Wie das Amt Gartz berichtet waren waren neben der Polizei und dem Rettungsdienst sieben Feuerwehren am Unfallort, darunter zwei Freiwillige Feuerwehren aus der Gemeinde Kolbitzow.

Die Ermittlungen zum Unfallhergang wurden von der Staatsanwaltschaft Stettin-West (Szczecin-Zachod) und der Verkehrsunfallkommission aufgenommen. Laut polnischen Medien wurde der deutsche Zugführer vernommen. Er habe sich ordnungsgemäß verhalten, sodass keine Verdachtsmomente vorliegen, sagte Staatsanwältin Joanna Biranowska-Sochalska. Der Zugführer konnte nach der Vernehmung wieder gehen.

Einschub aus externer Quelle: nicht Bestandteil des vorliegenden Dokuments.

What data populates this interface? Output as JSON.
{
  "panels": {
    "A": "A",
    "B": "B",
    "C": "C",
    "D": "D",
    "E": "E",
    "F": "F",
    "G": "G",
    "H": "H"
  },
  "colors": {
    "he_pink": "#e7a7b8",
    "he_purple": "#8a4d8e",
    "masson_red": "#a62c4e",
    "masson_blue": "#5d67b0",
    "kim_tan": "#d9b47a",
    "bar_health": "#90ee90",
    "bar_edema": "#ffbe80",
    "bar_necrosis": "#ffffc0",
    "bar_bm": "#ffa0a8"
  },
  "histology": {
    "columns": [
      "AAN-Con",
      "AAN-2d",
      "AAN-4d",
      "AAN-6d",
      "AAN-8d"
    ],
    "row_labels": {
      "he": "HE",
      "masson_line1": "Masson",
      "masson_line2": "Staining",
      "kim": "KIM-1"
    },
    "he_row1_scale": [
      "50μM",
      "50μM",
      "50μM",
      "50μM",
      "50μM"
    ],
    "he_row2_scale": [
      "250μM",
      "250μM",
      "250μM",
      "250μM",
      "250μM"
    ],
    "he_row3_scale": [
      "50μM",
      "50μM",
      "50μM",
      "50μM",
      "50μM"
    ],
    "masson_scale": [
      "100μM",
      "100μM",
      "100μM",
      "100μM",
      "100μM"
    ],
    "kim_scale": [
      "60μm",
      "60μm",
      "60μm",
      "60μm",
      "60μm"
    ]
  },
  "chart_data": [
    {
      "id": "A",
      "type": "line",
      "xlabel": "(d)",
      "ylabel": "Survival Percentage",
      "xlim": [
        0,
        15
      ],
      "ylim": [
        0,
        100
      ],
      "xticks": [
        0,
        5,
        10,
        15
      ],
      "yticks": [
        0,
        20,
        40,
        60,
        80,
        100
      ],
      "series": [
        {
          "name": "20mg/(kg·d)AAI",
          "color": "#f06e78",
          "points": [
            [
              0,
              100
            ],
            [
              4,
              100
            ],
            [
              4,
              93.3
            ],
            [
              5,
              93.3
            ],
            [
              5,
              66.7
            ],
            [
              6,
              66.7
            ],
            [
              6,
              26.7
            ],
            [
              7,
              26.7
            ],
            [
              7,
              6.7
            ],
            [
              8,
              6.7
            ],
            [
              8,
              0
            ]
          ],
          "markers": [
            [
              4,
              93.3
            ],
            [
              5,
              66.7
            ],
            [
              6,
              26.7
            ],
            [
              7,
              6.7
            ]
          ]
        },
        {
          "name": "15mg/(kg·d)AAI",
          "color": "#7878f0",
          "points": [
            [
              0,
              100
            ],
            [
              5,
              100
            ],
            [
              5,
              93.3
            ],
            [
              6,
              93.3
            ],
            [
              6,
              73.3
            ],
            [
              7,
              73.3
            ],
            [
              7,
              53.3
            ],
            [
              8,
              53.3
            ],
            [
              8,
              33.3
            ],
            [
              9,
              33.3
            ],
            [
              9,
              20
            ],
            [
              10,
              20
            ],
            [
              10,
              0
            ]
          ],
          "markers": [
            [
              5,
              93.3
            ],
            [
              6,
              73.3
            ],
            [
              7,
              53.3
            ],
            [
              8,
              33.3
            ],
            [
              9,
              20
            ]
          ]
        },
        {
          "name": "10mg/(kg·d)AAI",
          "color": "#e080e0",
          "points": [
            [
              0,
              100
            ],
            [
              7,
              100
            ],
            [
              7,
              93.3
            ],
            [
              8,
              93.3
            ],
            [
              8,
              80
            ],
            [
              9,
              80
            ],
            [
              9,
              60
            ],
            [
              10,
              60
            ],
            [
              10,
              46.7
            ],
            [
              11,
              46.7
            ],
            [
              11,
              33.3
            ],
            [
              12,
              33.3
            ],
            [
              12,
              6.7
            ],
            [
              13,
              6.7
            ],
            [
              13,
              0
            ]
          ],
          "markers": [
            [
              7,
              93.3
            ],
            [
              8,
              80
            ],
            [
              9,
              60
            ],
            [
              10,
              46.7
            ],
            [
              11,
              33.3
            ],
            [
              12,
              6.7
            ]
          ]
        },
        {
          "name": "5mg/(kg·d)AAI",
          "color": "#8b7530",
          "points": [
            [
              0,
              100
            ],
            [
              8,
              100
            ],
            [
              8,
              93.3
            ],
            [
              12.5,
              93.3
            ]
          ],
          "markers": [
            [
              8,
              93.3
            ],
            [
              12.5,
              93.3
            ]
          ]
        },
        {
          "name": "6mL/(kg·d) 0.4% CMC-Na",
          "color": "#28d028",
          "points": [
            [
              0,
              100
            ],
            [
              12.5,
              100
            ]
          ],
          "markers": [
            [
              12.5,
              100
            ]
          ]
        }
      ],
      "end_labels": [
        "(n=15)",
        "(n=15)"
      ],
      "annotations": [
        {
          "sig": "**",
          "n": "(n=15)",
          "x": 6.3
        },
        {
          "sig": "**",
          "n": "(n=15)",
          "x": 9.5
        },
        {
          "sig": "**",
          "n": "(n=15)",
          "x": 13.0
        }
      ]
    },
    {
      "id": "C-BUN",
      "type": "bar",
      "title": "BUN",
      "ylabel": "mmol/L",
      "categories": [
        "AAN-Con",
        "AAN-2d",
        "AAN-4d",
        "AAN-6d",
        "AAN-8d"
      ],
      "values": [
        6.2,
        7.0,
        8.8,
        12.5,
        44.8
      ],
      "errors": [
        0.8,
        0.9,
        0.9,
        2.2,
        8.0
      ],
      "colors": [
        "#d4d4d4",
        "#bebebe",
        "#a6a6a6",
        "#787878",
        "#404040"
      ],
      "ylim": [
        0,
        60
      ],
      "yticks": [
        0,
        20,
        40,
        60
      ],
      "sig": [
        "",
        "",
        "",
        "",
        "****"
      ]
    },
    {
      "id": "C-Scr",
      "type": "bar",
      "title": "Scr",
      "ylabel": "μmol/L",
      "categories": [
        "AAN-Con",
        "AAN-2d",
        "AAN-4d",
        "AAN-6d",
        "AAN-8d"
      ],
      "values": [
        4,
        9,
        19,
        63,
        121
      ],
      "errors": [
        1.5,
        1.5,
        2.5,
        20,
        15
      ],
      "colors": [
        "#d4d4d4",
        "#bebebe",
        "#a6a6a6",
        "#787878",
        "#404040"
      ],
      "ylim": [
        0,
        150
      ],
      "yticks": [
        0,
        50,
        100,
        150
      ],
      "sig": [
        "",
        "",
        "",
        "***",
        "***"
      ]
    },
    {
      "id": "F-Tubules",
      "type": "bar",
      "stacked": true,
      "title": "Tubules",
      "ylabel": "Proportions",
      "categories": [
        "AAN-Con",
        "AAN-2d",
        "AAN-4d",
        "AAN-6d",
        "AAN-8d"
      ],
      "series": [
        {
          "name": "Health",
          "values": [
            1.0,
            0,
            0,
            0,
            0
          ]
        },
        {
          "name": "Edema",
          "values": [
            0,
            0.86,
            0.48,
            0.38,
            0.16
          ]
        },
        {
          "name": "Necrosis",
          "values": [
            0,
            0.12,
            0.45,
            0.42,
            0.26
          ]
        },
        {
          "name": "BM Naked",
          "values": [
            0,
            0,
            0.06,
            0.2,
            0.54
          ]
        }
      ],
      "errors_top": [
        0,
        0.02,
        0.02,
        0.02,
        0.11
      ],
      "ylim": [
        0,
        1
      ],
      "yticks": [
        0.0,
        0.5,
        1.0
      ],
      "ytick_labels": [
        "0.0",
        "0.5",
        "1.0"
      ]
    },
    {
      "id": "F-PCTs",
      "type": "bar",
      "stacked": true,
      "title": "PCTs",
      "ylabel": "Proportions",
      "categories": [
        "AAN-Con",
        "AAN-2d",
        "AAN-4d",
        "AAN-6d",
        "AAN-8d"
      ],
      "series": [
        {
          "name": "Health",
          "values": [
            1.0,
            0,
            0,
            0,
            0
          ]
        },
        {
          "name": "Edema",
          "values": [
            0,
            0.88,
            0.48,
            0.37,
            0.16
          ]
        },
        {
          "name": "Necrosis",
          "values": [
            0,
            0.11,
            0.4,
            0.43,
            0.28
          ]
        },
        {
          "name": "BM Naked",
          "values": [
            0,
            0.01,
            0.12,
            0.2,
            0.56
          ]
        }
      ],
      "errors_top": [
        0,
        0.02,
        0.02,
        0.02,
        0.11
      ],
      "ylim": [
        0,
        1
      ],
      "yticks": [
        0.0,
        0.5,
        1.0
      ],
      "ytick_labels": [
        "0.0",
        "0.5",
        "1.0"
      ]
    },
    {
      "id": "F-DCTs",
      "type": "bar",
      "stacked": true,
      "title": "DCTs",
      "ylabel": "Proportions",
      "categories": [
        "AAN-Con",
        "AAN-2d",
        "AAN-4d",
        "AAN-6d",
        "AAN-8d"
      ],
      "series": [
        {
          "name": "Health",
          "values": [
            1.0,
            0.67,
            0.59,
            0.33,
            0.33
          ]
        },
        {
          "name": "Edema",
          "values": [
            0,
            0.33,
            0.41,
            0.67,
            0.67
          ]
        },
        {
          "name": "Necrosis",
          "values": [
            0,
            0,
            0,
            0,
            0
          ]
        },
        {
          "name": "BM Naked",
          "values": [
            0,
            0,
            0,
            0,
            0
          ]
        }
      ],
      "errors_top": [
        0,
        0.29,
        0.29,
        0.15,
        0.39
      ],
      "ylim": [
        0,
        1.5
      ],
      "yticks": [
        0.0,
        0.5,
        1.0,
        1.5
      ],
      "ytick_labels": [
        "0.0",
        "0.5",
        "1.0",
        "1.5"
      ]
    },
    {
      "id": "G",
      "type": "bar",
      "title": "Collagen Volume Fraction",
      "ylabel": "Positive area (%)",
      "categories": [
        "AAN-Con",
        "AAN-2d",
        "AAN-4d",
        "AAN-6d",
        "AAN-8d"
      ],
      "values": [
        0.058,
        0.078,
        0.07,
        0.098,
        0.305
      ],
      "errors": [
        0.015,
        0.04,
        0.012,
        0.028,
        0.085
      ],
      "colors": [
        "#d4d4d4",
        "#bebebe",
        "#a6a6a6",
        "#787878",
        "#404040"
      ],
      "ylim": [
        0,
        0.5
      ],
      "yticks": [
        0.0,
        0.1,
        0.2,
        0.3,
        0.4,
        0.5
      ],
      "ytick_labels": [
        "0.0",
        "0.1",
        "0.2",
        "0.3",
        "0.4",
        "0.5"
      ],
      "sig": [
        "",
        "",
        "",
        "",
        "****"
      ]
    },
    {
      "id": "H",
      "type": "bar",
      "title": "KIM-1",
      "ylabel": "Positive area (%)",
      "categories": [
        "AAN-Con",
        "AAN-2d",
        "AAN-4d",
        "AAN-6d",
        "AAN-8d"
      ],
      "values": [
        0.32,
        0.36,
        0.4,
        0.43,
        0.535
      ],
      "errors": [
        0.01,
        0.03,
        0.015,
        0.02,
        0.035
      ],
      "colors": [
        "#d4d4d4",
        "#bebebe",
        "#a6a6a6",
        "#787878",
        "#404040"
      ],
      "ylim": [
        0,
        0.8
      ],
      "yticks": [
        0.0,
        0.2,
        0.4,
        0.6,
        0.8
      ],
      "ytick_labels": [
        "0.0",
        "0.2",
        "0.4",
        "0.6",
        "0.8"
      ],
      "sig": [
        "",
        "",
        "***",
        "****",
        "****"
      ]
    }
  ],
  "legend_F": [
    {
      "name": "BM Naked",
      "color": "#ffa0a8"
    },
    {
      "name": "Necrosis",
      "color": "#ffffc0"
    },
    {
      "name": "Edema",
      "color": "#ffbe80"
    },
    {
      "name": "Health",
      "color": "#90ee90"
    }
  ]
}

In dem zehn Kilometer langen eingleisigen Abschnitt hinter der Grenze bis zum ersten Bahnhof in Polen gebe es drei unbeschrankte Bahnübergänge, so das Amt Gartz. Immer wieder komme es dort zu Unfällen. Amtsdirektor Frank Gotzmann ist verärgert, dass vor Stettin immer wieder deutsche Zugführer Unfallgefahren und den entsprechenden Folgen ausgesetzt sind. Er kritisiert, dass der Ausbau der Strecke Berlin – Stettin nicht mit der notwendigen Entschlossenheit betrieben werde.